What were the printing shops for? I went into many of those and nothing happened.
How do you up your arrow count? Someone mentioned a tailor. I have no idea who that is.
How do you dual-wield guns, because at no point (like with the tailor) was there any mention of this feature?
Crafting and trading. Erm...not really reaping any rewards from that. Any tips?
Is it possible to get the first assassin's clothing; the outfit mentioned by Achilles?
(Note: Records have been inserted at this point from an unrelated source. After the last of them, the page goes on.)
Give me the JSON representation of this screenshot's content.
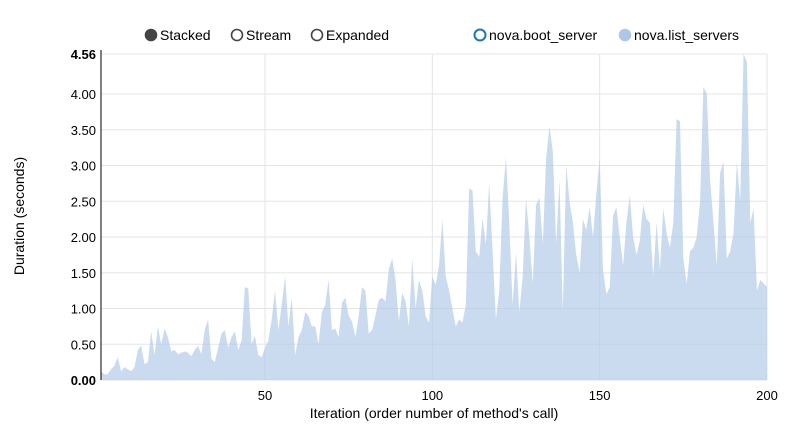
{
  "controls": [
    {
      "label": "Stacked",
      "selected": true
    },
    {
      "label": "Stream",
      "selected": false
    },
    {
      "label": "Expanded",
      "selected": false
    }
  ],
  "chart_data": {
    "type": "area",
    "xlabel": "Iteration (order number of method's call)",
    "ylabel": "Duration (seconds)",
    "xlim": [
      1,
      200
    ],
    "ylim": [
      0,
      4.56
    ],
    "xticks": [
      50,
      100,
      150,
      200
    ],
    "yticks": [
      "0.00",
      "0.50",
      "1.00",
      "1.50",
      "2.00",
      "2.50",
      "3.00",
      "3.50",
      "4.00",
      "4.56"
    ],
    "grid": true,
    "legend_position": "top-right",
    "series": [
      {
        "name": "nova.boot_server",
        "color": "#1f77b4",
        "disabled": true,
        "values": []
      },
      {
        "name": "nova.list_servers",
        "color": "#aec7e8",
        "values": [
          0.12,
          0.08,
          0.08,
          0.15,
          0.2,
          0.32,
          0.12,
          0.18,
          0.15,
          0.12,
          0.18,
          0.42,
          0.48,
          0.22,
          0.25,
          0.68,
          0.35,
          0.75,
          0.5,
          0.72,
          0.6,
          0.4,
          0.42,
          0.36,
          0.38,
          0.4,
          0.38,
          0.33,
          0.42,
          0.48,
          0.36,
          0.7,
          0.85,
          0.3,
          0.25,
          0.45,
          0.65,
          0.7,
          0.45,
          0.6,
          0.68,
          0.42,
          0.55,
          1.3,
          1.28,
          0.5,
          0.62,
          0.35,
          0.32,
          0.45,
          0.55,
          0.85,
          1.25,
          0.7,
          1.05,
          1.45,
          0.75,
          1.15,
          0.35,
          0.6,
          0.7,
          0.95,
          0.9,
          0.75,
          0.75,
          0.5,
          0.95,
          1.05,
          1.4,
          0.7,
          0.72,
          0.6,
          1.08,
          1.15,
          0.9,
          0.82,
          0.6,
          0.9,
          1.3,
          1.25,
          0.65,
          0.7,
          0.9,
          1.12,
          1.15,
          1.1,
          1.55,
          1.7,
          1.4,
          0.82,
          1.22,
          1.1,
          0.75,
          1.7,
          1.0,
          1.4,
          1.25,
          0.9,
          0.8,
          1.45,
          1.33,
          1.6,
          2.25,
          1.45,
          1.25,
          1.0,
          0.75,
          0.85,
          0.8,
          1.05,
          2.68,
          2.65,
          1.8,
          1.72,
          2.26,
          1.9,
          2.75,
          1.8,
          0.85,
          1.25,
          2.55,
          3.12,
          2.2,
          1.05,
          1.78,
          0.95,
          1.45,
          2.55,
          2.0,
          1.35,
          2.45,
          2.55,
          1.9,
          3.1,
          3.55,
          3.2,
          1.9,
          2.8,
          0.95,
          3.0,
          2.5,
          2.2,
          1.75,
          1.5,
          2.25,
          2.1,
          2.42,
          2.0,
          2.6,
          3.1,
          1.55,
          1.2,
          1.3,
          2.3,
          2.42,
          2.0,
          1.6,
          2.2,
          2.58,
          2.0,
          1.75,
          1.95,
          2.45,
          2.25,
          2.2,
          1.45,
          2.2,
          1.55,
          2.4,
          2.05,
          1.85,
          2.2,
          3.65,
          3.62,
          1.7,
          1.35,
          1.8,
          1.85,
          2.0,
          2.5,
          4.1,
          4.0,
          2.8,
          2.2,
          1.6,
          2.9,
          3.05,
          1.7,
          1.8,
          2.05,
          3.05,
          2.5,
          4.56,
          4.45,
          2.2,
          2.4,
          1.25,
          1.4,
          1.35,
          1.3
        ]
      }
    ]
  }
}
My game was SUPER buggy in parts, so much so I de-synched a good few times because I feel through floors, so maybe, just maybe some game elements were stalled a bit during my first playthrough.

NumberSix1967
11-05-2012, 10:56 AM
...in saying that, I would like Connor to have another game. They could make best use of him in so many ways.

ElDoucherino
11-10-2012, 06:14 PM
Questions:

What were the printing shops for? I went into many of those and nothing happened.
How do you up your arrow count? Someone mentioned a tailor. I have no idea who that is.
How do you dual-wield guns, because at no point (like with the tailor) was there any mention of this feature?
Crafting and trading. Erm...not really reaping any rewards from that. Any tips?
Is it possible to get the first assassin's clothing; the outfit mentioned by Achilles?

1) Yeah, had that problem to. Went in and nothing happened. Guessing now but i believe that you have to have 3 dots or whatever you call them in notoriety before being able to use those shops.
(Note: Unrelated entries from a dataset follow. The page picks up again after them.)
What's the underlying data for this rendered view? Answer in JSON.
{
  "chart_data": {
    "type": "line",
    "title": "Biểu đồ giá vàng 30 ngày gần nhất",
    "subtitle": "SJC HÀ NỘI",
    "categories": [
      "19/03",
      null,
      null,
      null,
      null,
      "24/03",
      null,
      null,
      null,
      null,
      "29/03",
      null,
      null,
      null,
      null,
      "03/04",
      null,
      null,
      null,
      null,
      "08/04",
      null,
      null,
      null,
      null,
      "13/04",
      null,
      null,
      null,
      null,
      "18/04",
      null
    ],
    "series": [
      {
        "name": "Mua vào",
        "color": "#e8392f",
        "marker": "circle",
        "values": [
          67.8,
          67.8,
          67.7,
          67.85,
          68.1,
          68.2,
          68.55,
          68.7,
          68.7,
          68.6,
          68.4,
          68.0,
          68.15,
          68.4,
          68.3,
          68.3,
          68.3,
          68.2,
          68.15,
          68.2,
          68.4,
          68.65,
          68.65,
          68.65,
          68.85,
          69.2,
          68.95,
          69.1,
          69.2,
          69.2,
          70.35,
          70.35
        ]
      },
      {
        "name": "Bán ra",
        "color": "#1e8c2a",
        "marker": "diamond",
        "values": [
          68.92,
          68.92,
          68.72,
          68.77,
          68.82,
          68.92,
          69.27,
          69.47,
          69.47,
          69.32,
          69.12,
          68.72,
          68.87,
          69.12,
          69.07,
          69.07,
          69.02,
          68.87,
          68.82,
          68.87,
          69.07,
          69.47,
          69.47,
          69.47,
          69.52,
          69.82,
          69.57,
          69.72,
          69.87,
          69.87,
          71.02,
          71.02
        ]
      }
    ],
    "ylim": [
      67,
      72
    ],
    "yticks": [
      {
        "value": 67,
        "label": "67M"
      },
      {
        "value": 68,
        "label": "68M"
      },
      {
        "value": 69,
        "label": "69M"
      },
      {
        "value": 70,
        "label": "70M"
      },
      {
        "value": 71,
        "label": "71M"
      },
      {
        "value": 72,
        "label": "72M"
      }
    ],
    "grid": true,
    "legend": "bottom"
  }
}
2) That book that you find in the mansion and in the general store is to extract material from your homestead inhabitants and use them to build new items. But before you have to level up specific traders, like blacksmith or tailor, and collect layouts for these items that you can find in chests.

3) No clue

4) Pack a boat with pelts. That is what I was doing before my boat got wrecked. And now I have to get my *** to bear country and collect some bear grease.

5) Yes, but how I am not telling cuz that might spoil it for you.